Have you tried booting your 'now good C' with no other drives installed?

 
Well, I don't know what "other now good as drive C" means, or what is on it
(is there another drive along with this 'good' C?), but not booting is a
classic case of a mixed drive clone problem.

A few weeks ago I cloned a good runing SATA drive to another drive for
back up purposes. They were later both running at the same time.
Seemingly without any problems.

Then I started to get a series of errors on the SATA drive, (including
a lot of bad block references and very slow shut downs.) so unplugged
that and ran the back up drive. That then had the DCOM, the Registry
and the very slow shut problems. I fixed the things I mentioned and
now its running fine.


It won't boot because as soon
as Windows comes alive, and starts using it's registry entries, it can't
find anything because the registry entries are pointing to a drive that
isn't there. Put the original drive it was cloned from back in and it boots
because, while the 'new' drive appears completely normal with everything on
it, XP can use the old files on the old drive: where the registry is
pointing to.

Repair can't fix that.

Have you tried booting your 'now good C' with no other drives installed?

The thing is everything on the drive Im working on now seems to be
working fine. No errors listed in the Events Log as there were. And
especially no long delays in shutting down.

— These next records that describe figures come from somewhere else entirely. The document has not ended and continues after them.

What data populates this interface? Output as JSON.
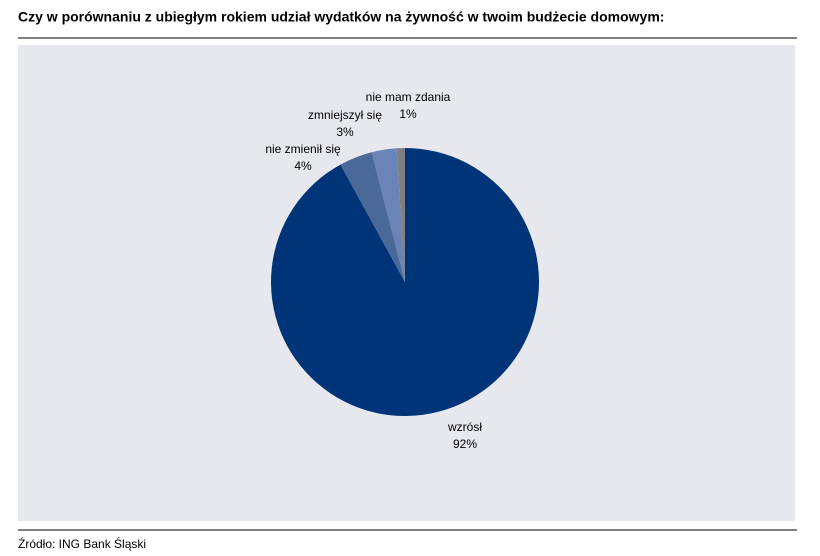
{
  "chart_data": {
    "type": "pie",
    "title": "Czy w porównaniu z ubiegłym rokiem udział wydatków na żywność w twoim budżecie domowym:",
    "categories": [
      "wzrósł",
      "nie zmienił się",
      "zmniejszył się",
      "nie mam zdania"
    ],
    "values": [
      92,
      4,
      3,
      1
    ],
    "value_labels": [
      "92%",
      "4%",
      "3%",
      "1%"
    ],
    "colors": [
      "#003478",
      "#4a6898",
      "#6a84b8",
      "#808080"
    ],
    "source": "Źródło: ING Bank Śląski"
  }
}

I did find other references to Spybot giving false positives but it
might be possible I did have some sort of mal ware which that was
using it and giving me the DCOM errors. The key, just one line, I
delete was actually blank.

I did clone this current drive (actually a parition) to the other and
unpluged this one and that one still won't boot. It also got
seriously hung up on trying to do a repair install like it was
finding a bad sector. Took 6 tries just to get all the way through.
When finished it would not boot.
I guess I could try and to a complete fresh install and see if that
works.
 
John said:
A few weeks ago I cloned a good runing SATA drive to another drive for
back up purposes. They were later both running at the same time.
Seemingly without any problems.

Then I started to get a series of errors on the SATA drive, (including
a lot of bad block references and very slow shut downs.) so unplugged
that and ran the back up drive. That then had the DCOM, the Registry
and the very slow shut problems. I fixed the things I mentioned and
now its running fine.


It won't boot because as soon



The thing is everything on the drive Im working on now seems to be
working fine. No errors listed in the Events Log as there were. And
especially no long delays in shutting down.

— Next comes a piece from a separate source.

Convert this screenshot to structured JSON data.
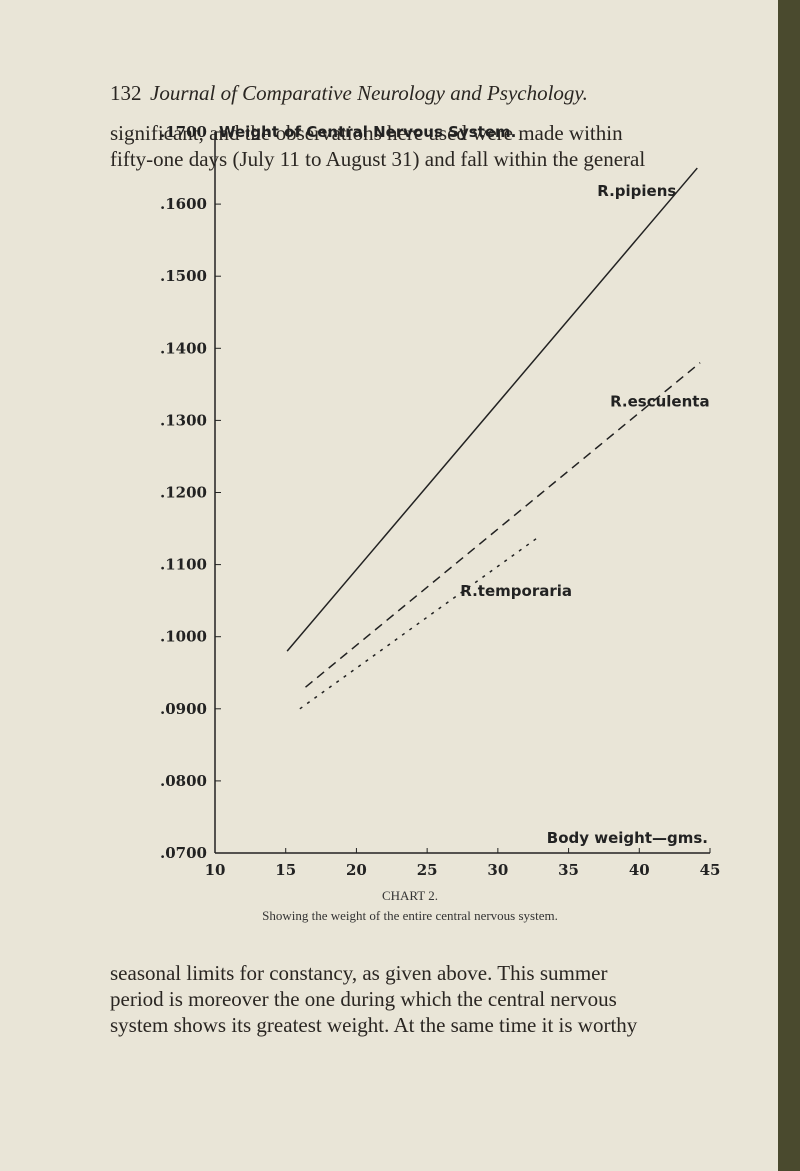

I did find other references to Spybot giving false positives but it
might be possible I did have some sort of mal ware which that was
using it and giving me the DCOM errors. The key, just one line, I
delete was actually blank.

I did clone this current drive (actually a parition) to the other and
unpluged this one and that one still won't boot.

That's why I asked if you've tried the 'current drive' by itself. If your
current drive is dependent on a second one then the clone would as well.
It also got
seriously hung up on trying to do a repair install like it was
finding a bad sector. Took 6 tries just to get all the way through.
When finished it would not boot.
I guess I could try and to a complete fresh install and see if that
works.

Good idea.

Simpler would be to run the manufacturer's diagnostics on it (then try the
fresh install). You should always do that prior to attempting an RMA anyway.
 
That's why I asked if you've tried the 'current drive' by itself. If your
current drive is dependent on a second one then the clone would as well.


Good idea.

Simpler would be to run the manufacturer's diagnostics on it (then try the
fresh install). You should always do that prior to attempting an RMA anyway.

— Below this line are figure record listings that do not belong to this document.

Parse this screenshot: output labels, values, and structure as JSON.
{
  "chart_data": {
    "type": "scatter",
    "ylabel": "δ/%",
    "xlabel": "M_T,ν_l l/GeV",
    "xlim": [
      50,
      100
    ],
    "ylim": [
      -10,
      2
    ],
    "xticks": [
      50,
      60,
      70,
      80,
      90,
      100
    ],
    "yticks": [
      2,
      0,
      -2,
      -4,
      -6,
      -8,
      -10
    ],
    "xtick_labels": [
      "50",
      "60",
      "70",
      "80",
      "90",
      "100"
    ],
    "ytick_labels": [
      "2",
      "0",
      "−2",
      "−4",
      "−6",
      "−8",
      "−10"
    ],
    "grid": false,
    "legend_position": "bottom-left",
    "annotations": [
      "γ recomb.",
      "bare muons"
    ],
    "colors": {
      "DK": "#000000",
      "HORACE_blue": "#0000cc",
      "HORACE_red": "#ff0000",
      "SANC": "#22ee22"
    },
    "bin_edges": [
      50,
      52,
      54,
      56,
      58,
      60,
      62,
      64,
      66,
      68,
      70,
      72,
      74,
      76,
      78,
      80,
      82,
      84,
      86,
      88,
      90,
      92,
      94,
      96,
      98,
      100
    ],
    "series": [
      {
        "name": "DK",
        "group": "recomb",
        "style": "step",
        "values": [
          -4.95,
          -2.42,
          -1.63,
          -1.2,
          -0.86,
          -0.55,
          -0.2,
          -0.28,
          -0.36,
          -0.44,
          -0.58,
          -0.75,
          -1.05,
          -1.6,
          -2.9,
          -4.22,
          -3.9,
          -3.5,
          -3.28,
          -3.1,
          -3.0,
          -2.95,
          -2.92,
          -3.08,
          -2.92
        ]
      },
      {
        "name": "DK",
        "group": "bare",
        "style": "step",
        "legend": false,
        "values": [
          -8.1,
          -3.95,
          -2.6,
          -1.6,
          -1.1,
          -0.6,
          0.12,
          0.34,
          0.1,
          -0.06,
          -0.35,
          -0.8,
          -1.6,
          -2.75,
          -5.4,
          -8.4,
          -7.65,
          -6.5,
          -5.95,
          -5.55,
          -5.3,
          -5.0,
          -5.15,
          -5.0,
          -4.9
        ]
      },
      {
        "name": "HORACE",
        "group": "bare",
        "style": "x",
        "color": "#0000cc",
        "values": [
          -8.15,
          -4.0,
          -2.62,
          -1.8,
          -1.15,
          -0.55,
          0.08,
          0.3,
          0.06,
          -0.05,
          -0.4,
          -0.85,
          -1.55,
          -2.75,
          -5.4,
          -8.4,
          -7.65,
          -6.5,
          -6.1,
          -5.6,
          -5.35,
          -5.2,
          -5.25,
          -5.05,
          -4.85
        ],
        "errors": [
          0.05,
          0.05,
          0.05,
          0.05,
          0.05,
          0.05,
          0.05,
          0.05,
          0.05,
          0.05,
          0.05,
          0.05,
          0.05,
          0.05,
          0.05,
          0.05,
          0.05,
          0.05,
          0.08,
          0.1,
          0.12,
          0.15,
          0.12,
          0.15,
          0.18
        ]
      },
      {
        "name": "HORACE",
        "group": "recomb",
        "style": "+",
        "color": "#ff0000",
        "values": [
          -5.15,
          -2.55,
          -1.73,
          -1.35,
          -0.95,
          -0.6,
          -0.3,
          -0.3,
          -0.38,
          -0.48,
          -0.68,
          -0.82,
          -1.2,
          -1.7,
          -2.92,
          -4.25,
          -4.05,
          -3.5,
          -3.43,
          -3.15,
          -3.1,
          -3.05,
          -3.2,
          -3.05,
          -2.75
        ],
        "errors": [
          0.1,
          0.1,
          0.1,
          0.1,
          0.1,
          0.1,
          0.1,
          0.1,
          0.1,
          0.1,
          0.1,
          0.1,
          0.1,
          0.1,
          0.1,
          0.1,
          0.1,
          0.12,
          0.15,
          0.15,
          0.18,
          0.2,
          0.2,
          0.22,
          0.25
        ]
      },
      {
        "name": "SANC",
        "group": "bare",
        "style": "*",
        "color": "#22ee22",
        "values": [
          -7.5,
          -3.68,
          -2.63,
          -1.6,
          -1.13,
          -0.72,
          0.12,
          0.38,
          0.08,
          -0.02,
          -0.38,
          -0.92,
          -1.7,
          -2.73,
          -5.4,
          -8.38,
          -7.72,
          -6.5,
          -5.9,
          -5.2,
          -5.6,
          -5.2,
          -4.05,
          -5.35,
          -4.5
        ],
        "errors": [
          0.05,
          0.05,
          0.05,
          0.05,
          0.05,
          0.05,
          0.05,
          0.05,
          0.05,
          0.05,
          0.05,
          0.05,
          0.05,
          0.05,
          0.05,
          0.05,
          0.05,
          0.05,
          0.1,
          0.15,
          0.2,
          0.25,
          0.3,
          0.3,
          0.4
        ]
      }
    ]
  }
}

Im convinced that it was a bad drive.
I had both drives running almost identical drives with no problems.
My MB can boot to each. I had it set that way to daily copy data
files to the second drive so I would always have a current back up
drive.
The first main problem was the Bad Block notices in
Windows and some irratic behaviors. Then the very slow shut downs.
I then I took that drive off line and booted to the secondary drive.
No more bad block errors but some other problems.
When these were fixed I then Ghost back etc.